How is the process of data collection, evaluation, selection, and prioritization of projects, as well as the monitoring of the entire portfolio arranged? When speaking of portfolio management, the question about the detailed practice is posed, e.g., process design and quality.
Process practice more traditional rather than technically leading
The participants rate their processes fairly homogeneously as standardized, transparent, and documented; but not very efficient and automated. This coincides with the results of the following chapter Systems. The companies seem to be set up more traditionally, that is to say existing processes are often regarded to be less efficient due to lack of technical support. This is not surprising, as these processes are very data and change intensive.
The participants were asked to rate their perception of their maturity levels in these process characteristics (0 = very low / 5 = very high). Aggregated across all characteristics, the best performers evaluate themselves on average with 3.82, the low performers with just 2,30. The processes are regarded by all participants as inefficient and barely automated.
The use of portfolio management for budget and resource planning dominates
The question about the scope of the application correlates strongest with total maturity. The more widespread the use of project portfolio processes, the higher the participant ranks in terms of maturity. Led by budget and resource planning, as well as continuous monitoring and multi-project orientation, controlling functions dominate the applications of the method. Here, we observe finance-driven behavior to which other aspects are significantly subordinated. The topics of operative project controlling, risk management, and project data management are mentioned considerably less. However, as previously mentioned, the participants who also mention these topics are significantly more advanced in terms of maturity than participants who limit themselves to the most common topics.
Without wanting to jump to interdisciplinary conclusions, it can be observed that the specified areas, e.g., centralized project data management, require high levels of IT support. In the following chapter, Systems, it becomes apparent that claims, self-awareness and objective reality diverge rather strongly. Stating resource management as the main function of portfolio management appears to be equally inconsistent, as the contrary to this statement is the apparent segregation of resource management (Chapter B5).
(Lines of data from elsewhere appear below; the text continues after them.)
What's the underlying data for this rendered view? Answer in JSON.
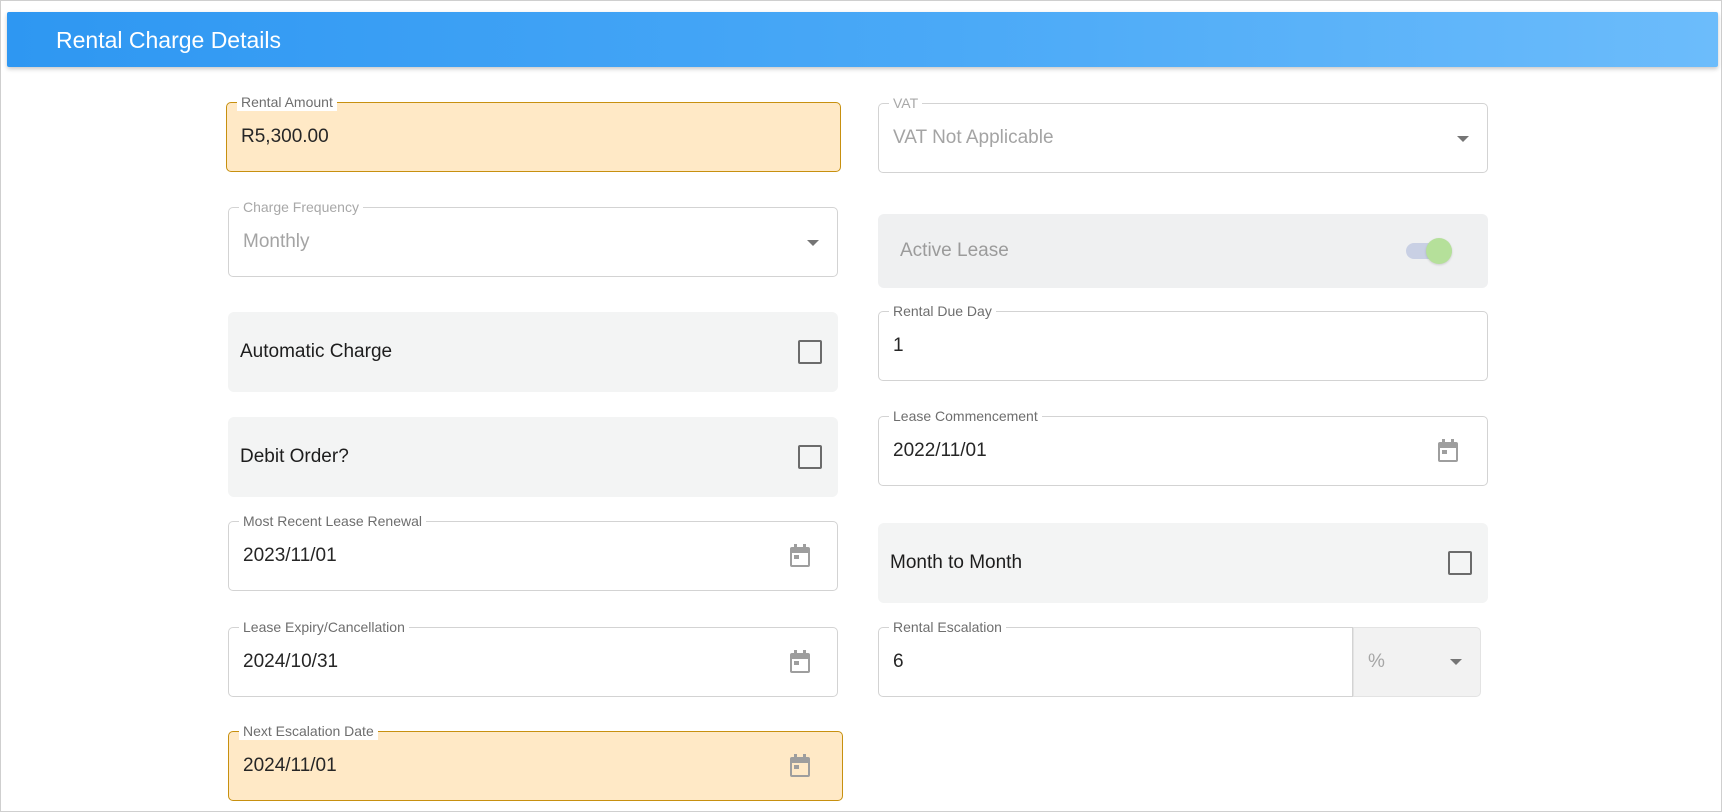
{
  "header": {
    "title": "Rental Charge Details"
  },
  "fields": {
    "rental_amount": {
      "label": "Rental Amount",
      "value": "R5,300.00"
    },
    "vat": {
      "label": "VAT",
      "value": "VAT Not Applicable"
    },
    "charge_frequency": {
      "label": "Charge Frequency",
      "value": "Monthly"
    },
    "active_lease": {
      "label": "Active Lease",
      "checked": true
    },
    "automatic_charge": {
      "label": "Automatic Charge",
      "checked": false
    },
    "rental_due_day": {
      "label": "Rental Due Day",
      "value": "1"
    },
    "debit_order": {
      "label": "Debit Order?",
      "checked": false
    },
    "lease_commencement": {
      "label": "Lease Commencement",
      "value": "2022/11/01"
    },
    "most_recent_lease_renewal": {
      "label": "Most Recent Lease Renewal",
      "value": "2023/11/01"
    },
    "month_to_month": {
      "label": "Month to Month",
      "checked": false
    },
    "lease_expiry": {
      "label": "Lease Expiry/Cancellation",
      "value": "2024/10/31"
    },
    "rental_escalation": {
      "label": "Rental Escalation",
      "value": "6",
      "unit": "%"
    },
    "next_escalation_date": {
      "label": "Next Escalation Date",
      "value": "2024/11/01"
    }
  },
  "icons": {
    "calendar": "calendar-icon",
    "dropdown": "chevron-down-icon"
  },
  "colors": {
    "header_gradient_start": "#2e97f2",
    "header_gradient_end": "#6cbcfb",
    "highlight_fill": "#ffe9c6",
    "highlight_border": "#c7900f",
    "toggle_knob": "#b5e09a"
  }
}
Portfolio planning processes run in fixed rhythms, determined by a planning practice that is tied to the calendar year. Sub-annual and multi-annual processes supplement this procedure. It is interesting that the planning horizons correspond with project life spans. More than 70 percent fall into the categories from half-yearly to multi-annual, which coincides with the encountered project life span structures.
Methods: communication instead of analytics
The companies clearly prefer all methods and procedures that are more communicative and less analytical. Voting processes and prioritization due to urgency and emotion / intuition dominate, with a large margin to all methodological approaches. This block is subsequently dominated by methods that promise a high degree of visualization, such as the scenario technique or graphical evaluation of any kind. Statistic procedures and mathematical methods are very rarely named, e.g., in less than 5 percent of the cases; belonging to this is the option-value-theory, highly recommended by Cooper. Here is a large and obvious discrepancy between theory and practice, as well as between best and low performers.
Clearly finance driven performance review
How does a portfolio’s performance review take place within the companies? There is a concise answer to this question. More than half of the participants state that they review their portfolios regularly or continuously according to key performance indicators, with just under 40 percent of the participants reviewing their portfolio yearly, via random sampling or with changing criteria.
There are two critical remarks to be made at this point: on the one hand, there is the claim of continuous analysis with KPIs, on the other hand, very few KPIs, and practically no analytical methods at all, are actually mentioned. Additionally, only little or badly serviced, non-integrated IT systems, which could deliver comprehensive data, are at hand. The participants also claim, as previously mentioned, to predominantly use communicative methods, such as voting or even emotion, as a tool for project selection and prioritization.